The Proper Use of Break in Amateur Radio Communications
by Rob Mavis AE6GE
January 30, 2007 -There are many terms used in amateur radio communications that have specific meanings or purposes. The term break has three accepted uses. The Compact Oxford English Dictionary defines the word break, in this application, to mean an interruption or to interrupt. In all uses of the term it means just that, to interrupt an ongoing radio communication.
Break is also used to signify there is higher priority traffic. For example, a conversation is in progress between two or more stations about the current weather conditions at their respective locations and another station needs to report a traffic accident. The station with the accident report should, once a station un-keys, key his transmitter and say, “Break. The other stations should immediately acknowledge the breaking station and allow him/her to pass the urgent traffic.
The term break in amateur radio communications has been misused by newcomers and old-timers alike. These operators will use it to signify that they wish to join the ongoing conversation, use the frequency to make a contact or to simply make their presence known. For these types of interruptions the operator should simply wait for a break between transmissions and give their call sign. When the operators using the frequency are at a suitable breaking point in their conversation, they will acknowledge the new station.
In regards to repeaters, the organization which owns them will create their own guidelines or set of procedures for use. Most repeater system operating guides instruct to only use the term break or break break in an emergency or life threatening situation. While there is no rule written by the Federal Communications Commission (FCC) about the use of the word break, many amateur radio clubs, organizations and repeater groups have guidelines that amateurs should follow. These are guidelines and not rules or laws, they are proper etiquette. Operators who do not follow proper etiquette are frowned upon by their peers.

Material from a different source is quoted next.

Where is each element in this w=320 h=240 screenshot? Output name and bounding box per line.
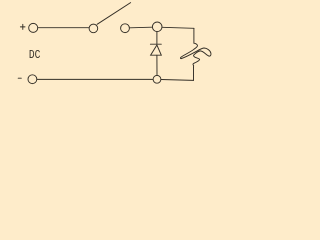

The FCC is the government authority that oversees amateur radio. They look at amateur radio to be self-policing and look to the Amateur Radio Relay League (ARRL) to work with amateurs to set guidelines for the amateur community in this capacity. The ARRL’s Amateur Radio Operating Procedures publication states, “It’s important not to use the word break to join a conversation unless you want to use the repeater to help in an emergency.” In fact, question T3C01 in the Technician Class Question Pool, which is the source for questions on the licensing examination for the entry level amateur radio license asks “What is the proper way to break into a conversation between two stations that are using the frequency? The answer is “Say your call sign between their transmissions.”
These guidelines should also be followed for simplex operation. With simplex operation there is no ownership of repeater so there is no organization in charge of such equipment, thus no guidance document. Again, as there are no hard rules to avoid confusion proper etiquette would be to only use break in urgent or emergency situations.